Unconventional thesp Susan Tyrrell, who was Oscar-nommed for her supporting actress role in John Huston's "Fat City," died Sunday, according to her website. The cult actress, who often played whores, crazies and grotesques, was 67.
"I've been here for my own pleasure -- Strictly -- I even found pleasure in displeasure -- I would ride those seas and walk those planks -- ARRRR," read a quote from her on the website.
Born Susan Jillian Creamer in San Francisco -- her father was a William Morris agent -- she made her stage debut as a teenager in 1962 in "Time Out for Ginger." After appearing in a number of New York stage productions as member of the Lincoln Center repertory company, she began to get film roles in pics including "Shoot Out" and "Been Down So Long It Looks Like Up To Me," and won her Oscar nom in her fourth film job as a low-life boozer girlfriend opposite Stacy Keach's washed-up boxer.

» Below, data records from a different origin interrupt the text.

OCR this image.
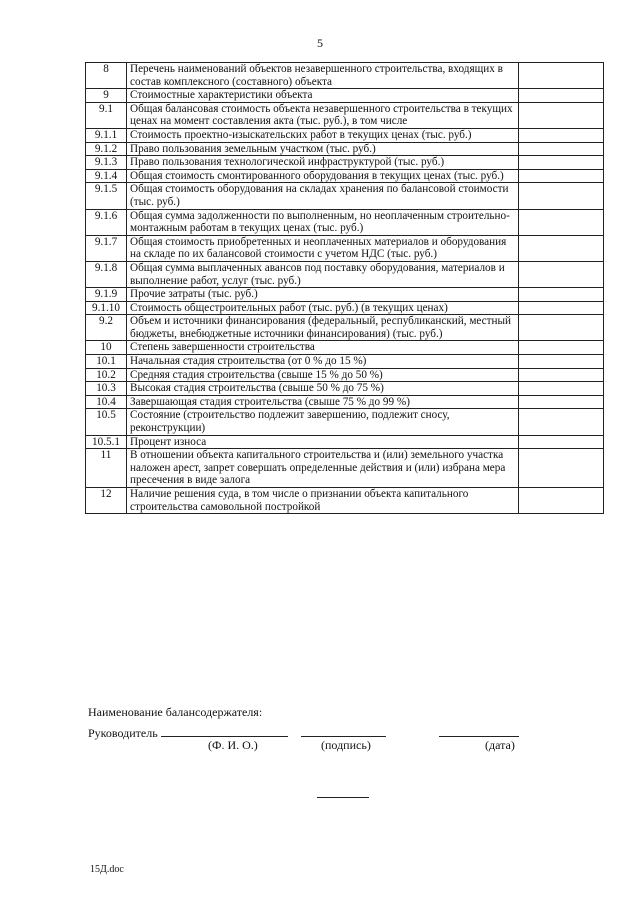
5
8	Перечень наименований объектов незавершенного строительства, входящих в состав комплексного (составного) объекта	
9	Стоимостные характеристики объекта	
9.1	Общая балансовая стоимость объекта незавершенного строительства в текущих ценах на момент составления акта (тыс. руб.), в том числе	
9.1.1	Стоимость проектно-изыскательских работ в текущих ценах (тыс. руб.)	
9.1.2	Право пользования земельным участком (тыс. руб.)	
9.1.3	Право пользования технологической инфраструктурой (тыс. руб.)	
9.1.4	Общая стоимость смонтированного оборудования в текущих ценах (тыс. руб.)	
9.1.5	Общая стоимость оборудования на складах хранения по балансовой стоимости (тыс. руб.)	
9.1.6	Общая сумма задолженности по выполненным, но неоплаченным строительно-монтажным работам в текущих ценах (тыс. руб.)	
9.1.7	Общая стоимость приобретенных и неоплаченных материалов и оборудования на складе по их балансовой стоимости с учетом НДС (тыс. руб.)	
9.1.8	Общая сумма выплаченных авансов под поставку оборудования, материалов и выполнение работ, услуг (тыс. руб.)	
9.1.9	Прочие затраты (тыс. руб.)	
9.1.10	Стоимость общестроительных работ (тыс. руб.) (в текущих ценах)	
9.2	Объем и источники финансирования (федеральный, республиканский, местный бюджеты, внебюджетные источники финансирования) (тыс. руб.)	
10	Степень завершенности строительства	
10.1	Начальная стадия строительства (от 0 % до 15 %)	
10.2	Средняя стадия строительства (свыше 15 % до 50 %)	
10.3	Высокая стадия строительства (свыше 50 % до 75 %)	
10.4	Завершающая стадия строительства (свыше 75 % до 99 %)	
10.5	Состояние (строительство подлежит завершению, подлежит сносу, реконструкции)	
10.5.1	Процент износа	
11	В отношении объекта капитального строительства и (или) земельного участка наложен арест, запрет совершать определенные действия и (или) избрана мера пресечения в виде залога	
12	Наличие решения суда, в том числе о признании объекта капитального строительства самовольной постройкой	
Наименование балансодержателя:
Руководитель
(Ф. И. О.)	(подпись)	(дата)
15Д.doc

Her other roles in the 1970s included "The Killer Inside Me," "Andy Warhol's Bad," "Islands in the Stream" and "I Never Promised You a Rose Garden."
She continued her offbeat character roles as in the 1980s in films such as "Tales of Ordinary Madness," "Forbidden Zone," "Big Top Pee-Wee" and John Waters' "Cry-Baby."
In later years, she appeared in avant-garde theater productions in Los Angeles including her one-woman show "My Rotten Life: A Bitter Operetta" and did voices for cartoons such as "Cow and Chicken" and "Extreme Ghostbusters."
She told the Los Angeles Weekly in 2000, "The last thing my mother said to me was, 'SuSu, your life is a celebration of everything that is cheap and tawdry.' I've always liked that, and I've always tried to live up to it."
In 2000, she contracted a rare blood disease and had both legs amputated. Nonetheless, she continued to appear in films such as Larry Charles' "Masked and Anonymous."